David Ricardo said...

While having zero insight into the workings of the Court it would seem like Mr. Dorf’s last point is the proper one. One can imagine the majority stating to the minority something like this,

‘delaying a decision on whether or not to grant cert is wrong. The supporters of SSM won in the lower courts (except one), won in the appellate courts and now they are losing by default. This is a terrible disruption of the lives of tens of thousands and they deserve a decision. If you (conservatives) will not vote to deny cert and hence confirm the appellate decisions we will vote to grant cert and get this settled once and for all.’

and thus creating the implicit bargain that Mr. Dorf alluded to, that the vote to deny cert was maybe 7 to 2 or even 9 to 0? (It is hard to fathom Justice Scalia voting to deny cert, so eager must he be to write an opinion stating how he is right and every other single Federal judge is wrong that he has probably already drafted it.)

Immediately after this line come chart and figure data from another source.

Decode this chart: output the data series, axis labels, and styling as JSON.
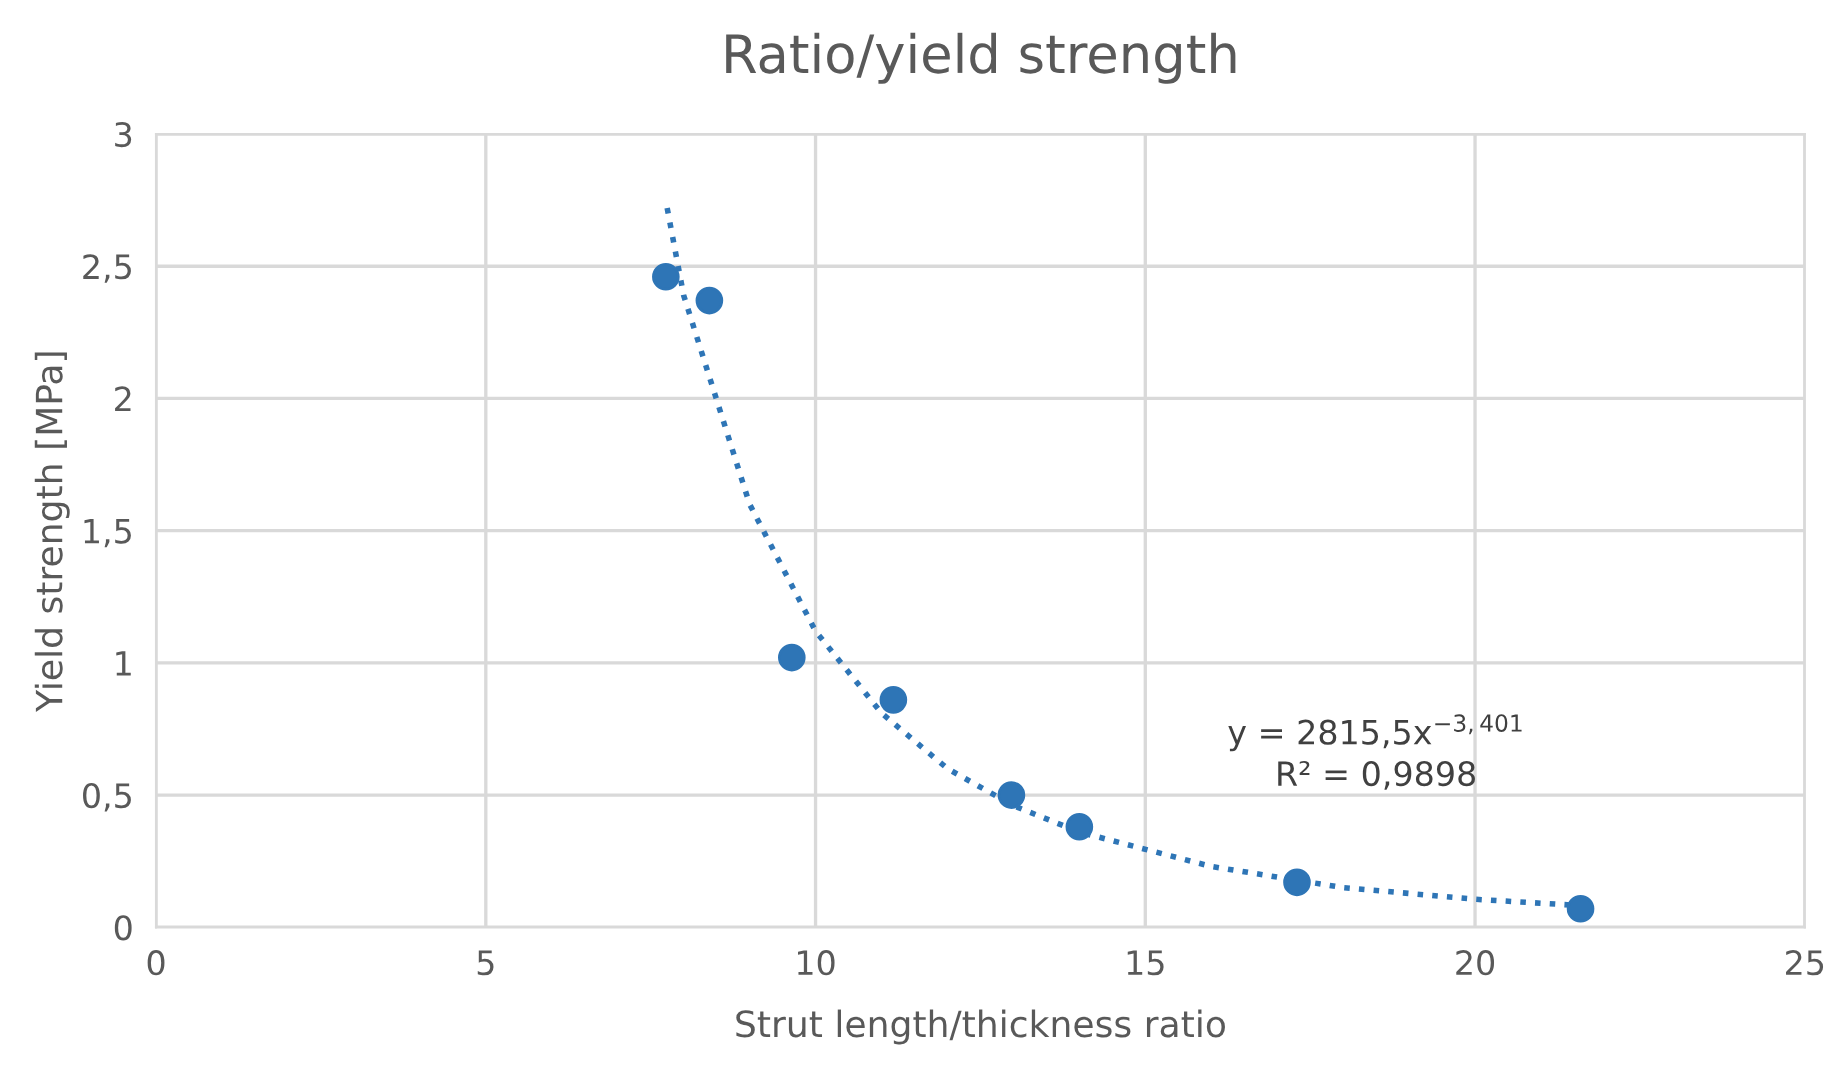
{
  "chart_data": {
    "type": "scatter",
    "title": "Ratio/yield strength",
    "xlabel": "Strut length/thickness ratio",
    "ylabel": "Yield strength [MPa]",
    "xlim": [
      0,
      25
    ],
    "xticks": [
      0,
      5,
      10,
      15,
      20,
      25
    ],
    "ylim": [
      0,
      3
    ],
    "yticks": [
      0,
      {
        "value": 0.5,
        "label": "0,5"
      },
      1,
      {
        "value": 1.5,
        "label": "1,5"
      },
      2,
      {
        "value": 2.5,
        "label": "2,5"
      },
      3
    ],
    "grid": true,
    "legend": false,
    "series": [
      {
        "color": "#2e75b6",
        "marker": "circle",
        "x": [
          7.73,
          8.39,
          9.64,
          11.18,
          12.97,
          14.0,
          17.3,
          21.6
        ],
        "values": [
          2.46,
          2.37,
          1.02,
          0.86,
          0.5,
          0.38,
          0.17,
          0.07
        ]
      },
      {
        "type": "line",
        "color": "#2e75b6",
        "line_style": "dotted",
        "marker": "none",
        "x": [
          7.75,
          8,
          9,
          10,
          11,
          12,
          13,
          14,
          16,
          18,
          20,
          21.6
        ],
        "values": [
          2.72,
          2.39,
          1.6,
          1.12,
          0.81,
          0.6,
          0.46,
          0.36,
          0.23,
          0.15,
          0.106,
          0.082
        ]
      }
    ],
    "annotations": [
      "y = 2815,5x$^{−3,401}$",
      "R² = 0,9898"
    ]
  }
}
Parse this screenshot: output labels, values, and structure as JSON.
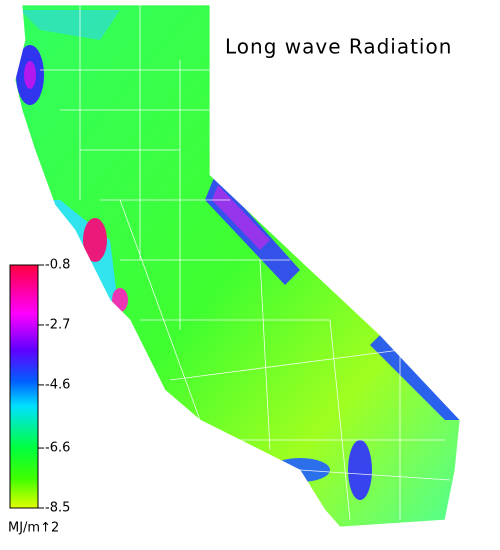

But what about these two scenarios going forward.

1. A justice in the majority dies. No successor is confirmed and a Circuit Court upholds the right of a state to ban SSM. That case gets cert and the decision is deadlocked at 4 to 4. What then?

2. In 2017 a Republican President appoints a conservative replacement for a Justice in the majority. The Court grants cert and affirms the right of a state to ban SSM. What happens to those who married under the previous decision not to grant cert?

And finally, what’s all this about the Court waiting for public opinion. Isn’t one major reason why Supreme Court Justices are appointed for life is that they can rule on the merits of a law and not the political aspects of it? And yet everyone seems to accept as a given that it is proper for the Court to consider public opinion and political considerations in areas like SSM and maybe wait until public opinion forms a consensus. Yes, we know this happens, Justices are human, but shouldn’t that position be condemned as a total rejection of what courts are supposed to be about?

Joe said...

"ability to enshrine a right to SSM in the US Reports"

They would have to be a tad shallow to care that much about this. And, eventually, some case will come up & they will have a chance to do it anyway, probably.

Related or not, one issue that will come up eventually here is the issue or peremptory challenges by sexual orientation.

As to scrutiny, this Court as a whole doesn't to me seem to like tiers. See, e.g., Heller, where just what level of scrutiny was required for the 2A was left open, leading to much discussion and some confusion.

One last thing -- Windsor was decided in 2013. The liberals very well might be surprised at how fast things are going.

Shag from Brookline said...

Was this judicial activism as charged by Sen. Cruz or judicial inactivism?

A sidewalk philosopher said...

Having recently read the Justia column on Erwin Chemerinsky’s new book, I wonder if the Court's conservatives are playing a more specific political game.

By denying cert, and thereby providing no formal sanction, the country's conservative margins can still be enraged and engaged on this and related issues; meanwhile, most liberals will see this as a finished project and lose interest.

Even if the right loses this battle, there are ways it can be used to keep momentum going in the larger war.

Joe said...

9th Cir. rules with a special extended concurrence arguing gender discrimination. Hometown cited for some color com:

“Scalia’s view is, call it as you see it, even if it means helping the side you disapprove of,” said Cornell law professor Michael Dorf.


Michael C. Dorf said...

Yup. I did say that. And I meant it. I often disagree with Justice Scalia, but I give him props here for writing a dissent that he had to have known would be quoted back at him.

egarber said...

Do you think this might be Ginsburg trying to avoid the Roe path -- whereby the court needlessly makes itself a target amid progress in the states? Of course, SSM really isn't all that controversial at this point, but that thinking may be a consideration.